Resource-based industrialization is, perhaps, one of the most sustainable modes of development. Also, local and international market issues and trends are important. It is uncertain whether Thar coal gasification involving methanol and methane production would be acceptable to international organizations.
China uses this route which may be interested in it. A carbon balance needs to be prepared to examine the environmental and greenhouse gas (GHG) acceptability of Thar coal gasification. The displacement of diesel is a positive aspect of the project. A mixture of biomass can make this project more attractive.
The most ready opportunity is the exploitation of the biogas resource. It can be used in four forms. small domestic installations, community installations, large installations connected to the natural gas network and bio-CNG plants.
There is a large resource base in the form of manure, food waste, crop waste and MSW (the organic component). Biogas also has fertilizer as a by-product. There are other products like CO2 used in refrigeration and cold chain.
Compared to processing plants such as methanol, ethanol, and oil refineries, even very large biogas plants do not require large capital expenditures exceeding $20 million. It may be handled by local investors.
However, the government needs to organize a program and policy. There are multiple issues of investment, financing, tariffs, land, fuel supply agreements, integration of local bodies, etc.

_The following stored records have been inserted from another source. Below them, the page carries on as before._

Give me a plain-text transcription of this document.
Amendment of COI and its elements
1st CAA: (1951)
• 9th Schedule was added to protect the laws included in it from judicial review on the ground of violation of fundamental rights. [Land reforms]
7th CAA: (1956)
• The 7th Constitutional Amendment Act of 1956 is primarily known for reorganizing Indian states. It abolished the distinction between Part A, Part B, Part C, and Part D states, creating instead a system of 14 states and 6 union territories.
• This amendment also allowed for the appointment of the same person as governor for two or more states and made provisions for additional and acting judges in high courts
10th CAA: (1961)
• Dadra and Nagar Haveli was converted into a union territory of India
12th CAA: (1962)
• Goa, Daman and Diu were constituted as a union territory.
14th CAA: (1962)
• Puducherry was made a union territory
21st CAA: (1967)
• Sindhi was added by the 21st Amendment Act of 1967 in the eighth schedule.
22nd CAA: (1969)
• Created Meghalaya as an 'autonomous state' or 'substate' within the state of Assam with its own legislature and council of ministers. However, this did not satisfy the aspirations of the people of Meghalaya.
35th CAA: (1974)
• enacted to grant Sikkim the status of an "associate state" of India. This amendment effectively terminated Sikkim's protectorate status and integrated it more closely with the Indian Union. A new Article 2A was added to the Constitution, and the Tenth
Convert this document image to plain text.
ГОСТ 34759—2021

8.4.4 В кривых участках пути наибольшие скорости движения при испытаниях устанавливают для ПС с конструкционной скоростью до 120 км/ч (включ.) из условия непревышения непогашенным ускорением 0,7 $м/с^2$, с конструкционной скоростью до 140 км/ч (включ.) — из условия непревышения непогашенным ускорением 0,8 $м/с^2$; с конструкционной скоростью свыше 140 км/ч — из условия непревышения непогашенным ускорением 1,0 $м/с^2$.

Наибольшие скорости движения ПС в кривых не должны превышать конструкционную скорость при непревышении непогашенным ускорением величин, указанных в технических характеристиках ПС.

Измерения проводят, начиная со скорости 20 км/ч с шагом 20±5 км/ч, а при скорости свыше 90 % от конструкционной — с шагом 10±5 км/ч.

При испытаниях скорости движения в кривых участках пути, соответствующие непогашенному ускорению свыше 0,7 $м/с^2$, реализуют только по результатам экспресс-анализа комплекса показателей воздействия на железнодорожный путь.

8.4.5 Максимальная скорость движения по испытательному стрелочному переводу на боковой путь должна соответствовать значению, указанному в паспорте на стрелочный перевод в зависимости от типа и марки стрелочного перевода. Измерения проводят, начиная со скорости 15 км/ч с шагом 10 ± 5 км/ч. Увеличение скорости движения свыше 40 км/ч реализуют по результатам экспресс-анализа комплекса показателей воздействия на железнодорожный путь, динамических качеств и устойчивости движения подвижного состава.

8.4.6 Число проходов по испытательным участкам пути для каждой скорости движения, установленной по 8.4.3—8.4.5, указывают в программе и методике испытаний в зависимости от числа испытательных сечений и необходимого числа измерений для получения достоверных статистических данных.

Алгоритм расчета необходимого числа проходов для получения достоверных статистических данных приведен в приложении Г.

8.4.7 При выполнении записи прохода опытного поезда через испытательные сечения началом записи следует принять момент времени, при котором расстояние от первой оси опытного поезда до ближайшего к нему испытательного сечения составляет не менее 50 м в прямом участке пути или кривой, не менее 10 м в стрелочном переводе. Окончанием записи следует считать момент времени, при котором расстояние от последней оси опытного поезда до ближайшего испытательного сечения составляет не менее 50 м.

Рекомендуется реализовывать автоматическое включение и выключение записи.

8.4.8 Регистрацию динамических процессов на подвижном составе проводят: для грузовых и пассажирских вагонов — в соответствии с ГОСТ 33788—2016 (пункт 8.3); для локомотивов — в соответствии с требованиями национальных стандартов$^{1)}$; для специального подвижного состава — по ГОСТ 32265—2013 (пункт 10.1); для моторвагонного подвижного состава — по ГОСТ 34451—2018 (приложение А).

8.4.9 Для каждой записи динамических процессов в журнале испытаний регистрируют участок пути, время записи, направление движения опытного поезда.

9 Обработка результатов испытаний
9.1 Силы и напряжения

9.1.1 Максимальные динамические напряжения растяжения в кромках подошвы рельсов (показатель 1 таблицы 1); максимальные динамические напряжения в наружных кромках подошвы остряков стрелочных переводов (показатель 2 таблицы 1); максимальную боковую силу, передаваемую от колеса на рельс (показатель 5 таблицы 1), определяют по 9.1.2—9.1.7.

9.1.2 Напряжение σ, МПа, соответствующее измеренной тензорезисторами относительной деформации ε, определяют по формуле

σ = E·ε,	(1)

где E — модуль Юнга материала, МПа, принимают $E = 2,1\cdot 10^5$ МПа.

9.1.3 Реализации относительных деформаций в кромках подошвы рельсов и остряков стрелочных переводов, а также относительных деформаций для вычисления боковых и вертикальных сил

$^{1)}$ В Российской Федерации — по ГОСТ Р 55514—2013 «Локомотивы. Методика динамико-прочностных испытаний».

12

Biogas is very popular with European environmentalists. Some grant or concessional financing may be available through bilateral and multilateral sources, including the carbon market.
Nothing is a panacea. All energy sources have strengths and weaknesses. An energy mix is optimized that can maximize revenue or output and minimize inputs and costs.
Availability of local resources can be a strong criterion. Exports, foreign policy and the availability of financial resources are all important factors to consider. Detailed studies will be required for the selection and selection of products, processes and technology.
Moreover, it is an extremely dangerous transitional time. So many competitive options appear. It is not known who will succeed? For a poor developing country, the consequences may be greater.
The author is a former member of the Energy, Planning Commission and the author of several books on the energy sector
Published in The Express Tribune, November 20u2023.